WASHINGTON — U.S. consumers boosted their spending in February by the most in seven months.

But Americans' income barely grew, and the saving rate fell to its lowest point in more than two years.

The Commerce Department said Friday that consumer spending rose 0.8 percent last month. Income grew 0.2 percent, matching January's weak increase. And when taking inflation into account, income after taxes fell for a second-straight month.

Still, consumers are spending more after the best three-month hiring stretch in two years.

Paul Dales, an economist at Capital Economics, suggested that estimated annual growth for the economy in the current January-March quarter may be revised up — to around 2.5 percent, compared with earlier estimates of about 2 percent.

Dales cautioned, though, that at some point, consumers won't be able to draw further on their savings.

Further job gains are needed to boost consumers' income.
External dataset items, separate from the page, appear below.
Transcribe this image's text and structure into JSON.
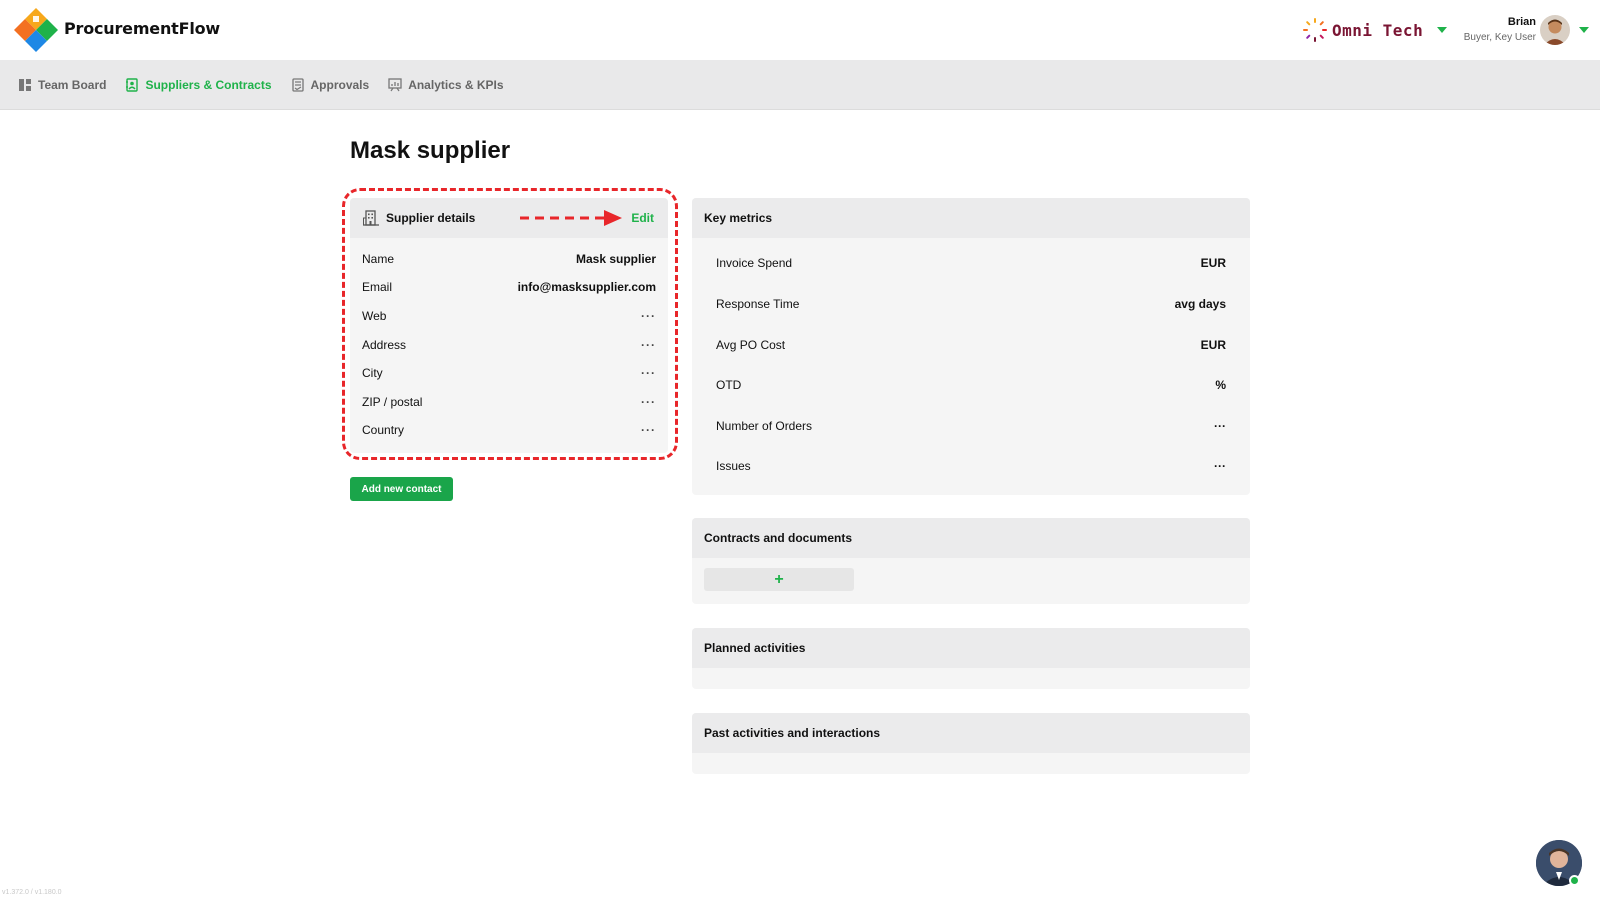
{
  "header": {
    "brand": "ProcurementFlow",
    "company": "Omni Tech",
    "user_name": "Brian",
    "user_role": "Buyer, Key User"
  },
  "nav": {
    "items": [
      {
        "label": "Team Board",
        "active": false
      },
      {
        "label": "Suppliers & Contracts",
        "active": true
      },
      {
        "label": "Approvals",
        "active": false
      },
      {
        "label": "Analytics & KPIs",
        "active": false
      }
    ]
  },
  "page": {
    "title": "Mask supplier"
  },
  "supplier_details": {
    "title": "Supplier details",
    "edit_label": "Edit",
    "rows": [
      {
        "label": "Name",
        "value": "Mask supplier"
      },
      {
        "label": "Email",
        "value": "info@masksupplier.com"
      },
      {
        "label": "Web",
        "value": "···"
      },
      {
        "label": "Address",
        "value": "···"
      },
      {
        "label": "City",
        "value": "···"
      },
      {
        "label": "ZIP / postal",
        "value": "···"
      },
      {
        "label": "Country",
        "value": "···"
      }
    ],
    "add_contact_label": "Add new contact"
  },
  "key_metrics": {
    "title": "Key metrics",
    "rows": [
      {
        "label": "Invoice Spend",
        "value": "EUR"
      },
      {
        "label": "Response Time",
        "value": "avg days"
      },
      {
        "label": "Avg PO Cost",
        "value": "EUR"
      },
      {
        "label": "OTD",
        "value": "%"
      },
      {
        "label": "Number of Orders",
        "value": "···"
      },
      {
        "label": "Issues",
        "value": "···"
      }
    ]
  },
  "contracts": {
    "title": "Contracts and documents",
    "add_label": "+"
  },
  "planned": {
    "title": "Planned activities"
  },
  "past": {
    "title": "Past activities and interactions"
  },
  "footer": {
    "version": "v1.372.0 / v1.180.0"
  },
  "colors": {
    "accent": "#1fb24a",
    "annotation": "#e8262a",
    "company_text": "#7a1533"
  }
}
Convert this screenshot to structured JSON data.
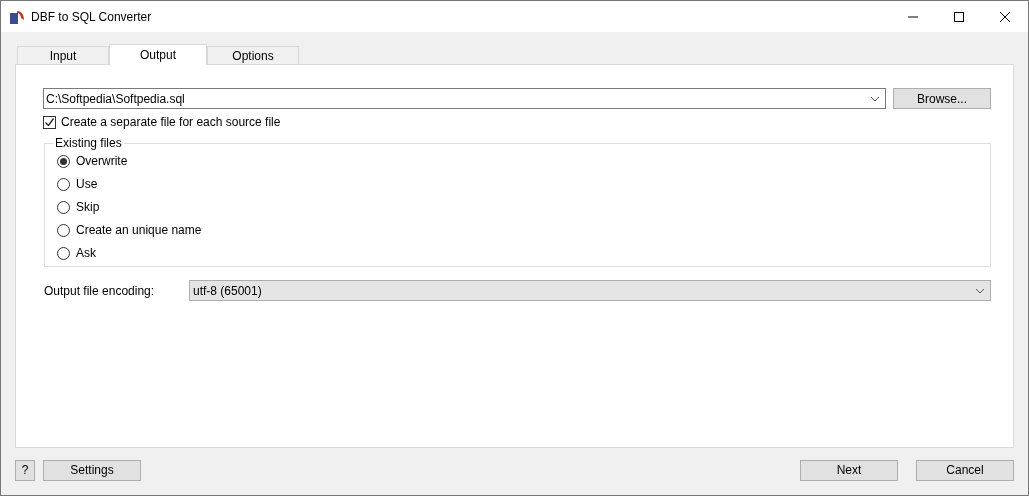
{
  "window": {
    "title": "DBF to SQL Converter"
  },
  "tabs": [
    {
      "label": "Input",
      "selected": false
    },
    {
      "label": "Output",
      "selected": true
    },
    {
      "label": "Options",
      "selected": false
    }
  ],
  "output_file": {
    "value": "C:\\Softpedia\\Softpedia.sql",
    "browse_button": "Browse..."
  },
  "separate_file": {
    "label": "Create a separate file for each source file",
    "checked": true
  },
  "existing_files": {
    "title": "Existing files",
    "options": [
      {
        "label": "Overwrite",
        "selected": true
      },
      {
        "label": "Use",
        "selected": false
      },
      {
        "label": "Skip",
        "selected": false
      },
      {
        "label": "Create an unique name",
        "selected": false
      },
      {
        "label": "Ask",
        "selected": false
      }
    ]
  },
  "encoding": {
    "label": "Output file encoding:",
    "value": "utf-8 (65001)"
  },
  "footer": {
    "help_button": "?",
    "settings_button": "Settings",
    "next_button": "Next",
    "cancel_button": "Cancel"
  }
}
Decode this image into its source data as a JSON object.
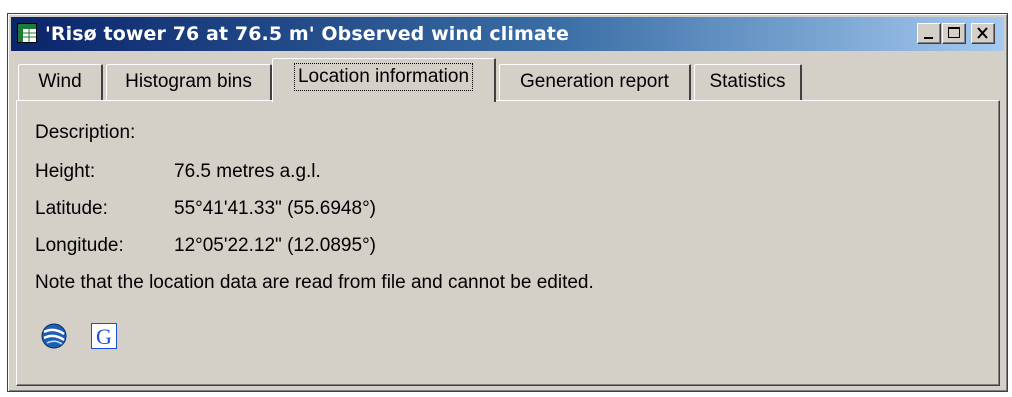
{
  "window": {
    "title": "'Risø tower 76 at 76.5 m' Observed wind climate",
    "icon": "table-icon",
    "controls": {
      "minimize": "minimize-icon",
      "maximize": "maximize-icon",
      "close": "close-icon"
    }
  },
  "tabs": [
    {
      "label": "Wind"
    },
    {
      "label": "Histogram bins"
    },
    {
      "label": "Location information",
      "active": true
    },
    {
      "label": "Generation report"
    },
    {
      "label": "Statistics"
    }
  ],
  "location": {
    "description_label": "Description:",
    "height_label": "Height:",
    "height_value": "76.5 metres a.g.l.",
    "latitude_label": "Latitude:",
    "latitude_value": "55°41'41.33\" (55.6948°)",
    "longitude_label": "Longitude:",
    "longitude_value": "12°05'22.12\" (12.0895°)",
    "note": "Note that the location data are read from file and cannot be edited."
  },
  "actions": {
    "globe_icon": "google-earth-icon",
    "maps_icon": "google-maps-icon",
    "maps_glyph": "G"
  },
  "colors": {
    "title_gradient_start": "#0a246a",
    "title_gradient_end": "#a6caf0",
    "window_face": "#d4d0c8",
    "google_g_blue": "#1a4fd8"
  }
}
Some of the higher spending last month reflected surging gas prices. But consumers spent more on other goods and services, too. After excluding inflation, which was due mainly to gas prices, spending rose a solid 0.5 percent.

The saving rate dropped to 3.7 percent of after-tax income in February. That was the lowest level since August 2009. The saving rate had been 4.3 percent in January. It had averaged 4.7 percent for all of last year.

The economy has added an average of 245,000 jobs a month from December through February. That's lowered the unemployment rate to 8.3 percent, the lowest in three years. Most economists expect a similar number of net jobs added in March.

Still, more robust hiring has yet to lift growth. Economists predict growth slowed in the January-March quarter to an annual rate of 2 percent or less, down from 3 percent in the October-December quarter. Consumer spending drives 70 percent of economic activity.